Tuesday, April 1, 2008


GARDEN INSPIRED

I remember when I was eight or nine years old, by brother, sister and I lived with my aunt and uncle in a small town called Corning, located in northern California, it is also known for it's olive groves. We had a garden with all types of vegetables : string beans, peas, tomatoes, carrots, to mention a few. Us kids got to help pick the vegetables as they ripened. To small children as most adults know is a adventure (you know kids like getting dirty).

My aunt would have us sit on the back porch with the picked produce (string beans, peas) and two bowls, one with the vegetables in and the other to put them in after we had snapped the ends off in preparation for cooking or canning. Back then I really didn't like to eat my vegetables like most kids, but I liked being able to pick them and now as an adult I want to learn to grow them.

Last year we planted a garden and hopefully learned from some of our mistakes we made last years. Our corn, melons and carrots were a flop, but our tomatoes did fairly well. After having fresh grown veggies especially tomatoes and then buying them from the store after our last one was eaten, well I'm hear to tell you what a difference in taste. The store tomatoes haven't got the flavor of home grown tomatoes, they are not even worth buying. We resent buying fruit and vegetables that have been picked too early and flown in from far places. So we are growing our own veggies again this year.

In hopes that this years garden isn't a flop we purchased two greenhouses, a small one for inside to start the seeds and a larger one for outside. So when the seeds turn into seedlings and need to be transplanted into larger pots we then move them to the greenhouse outside. Instead of purchasing all those different size pots we needed for transplanting I decided to recycle my used plastic bottles of all sizes by cutting off the bottoms and then to make drainage holes I heat up an ice pick and poke several holes into the bottom of the bottles.
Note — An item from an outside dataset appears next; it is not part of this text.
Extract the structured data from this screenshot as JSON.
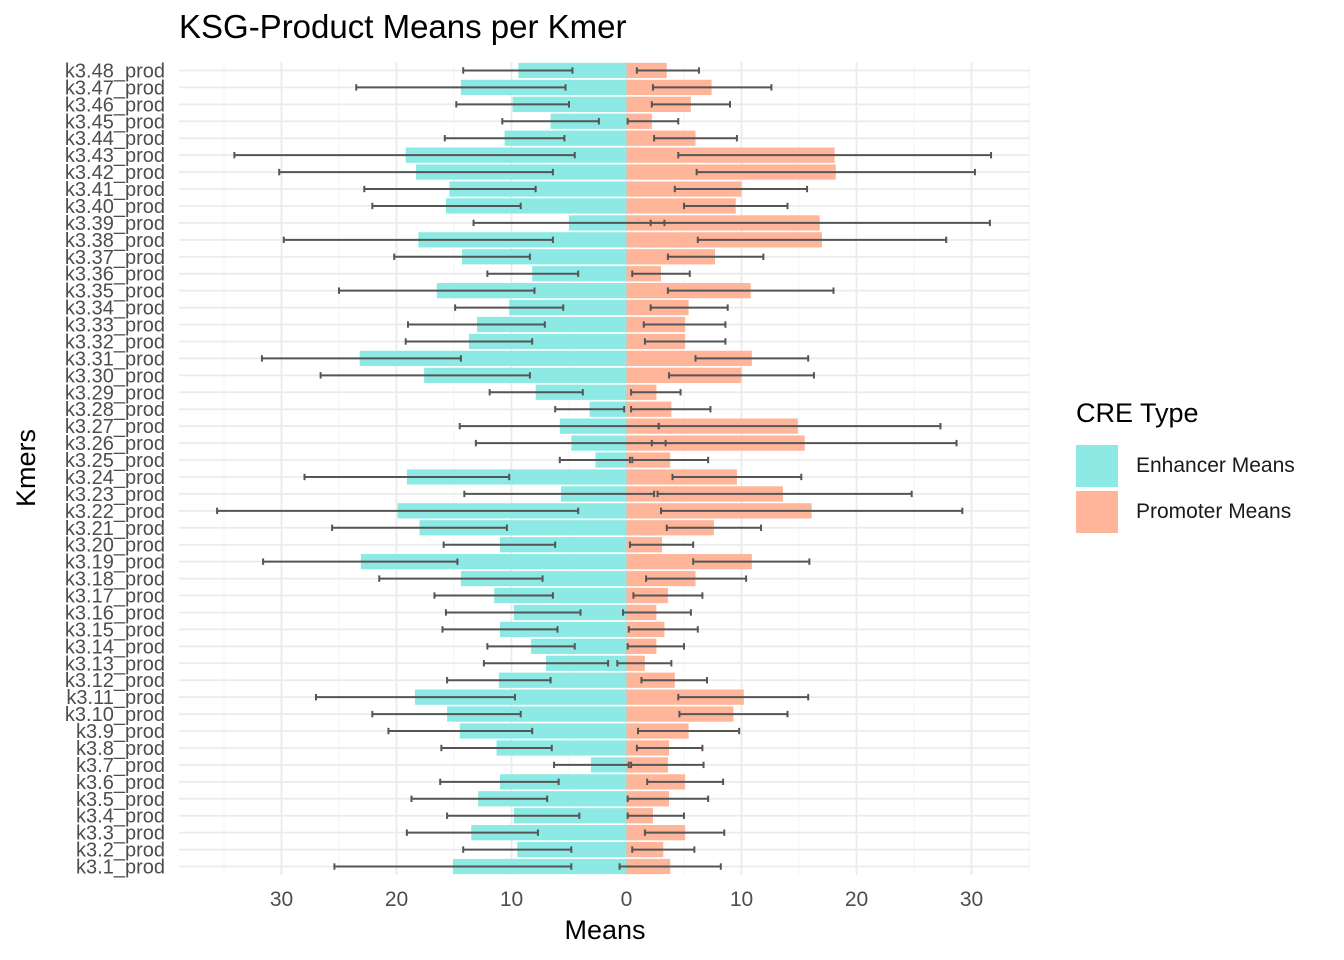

Now to get the outside tilled and fertilized, and not to mention without the use of pesticides. We prepare the rows and mounds for us to complete the last stage of transplanting, placing larger plants into the outside garden area once the threat of frost has passed. We are keeping an update of our garden's progress on our blog.

Now I get to see if this year I can have a garden that is as good a producer as the garden my aunt and uncle had when I was a child. And now I can't get yelled at for getting dirty.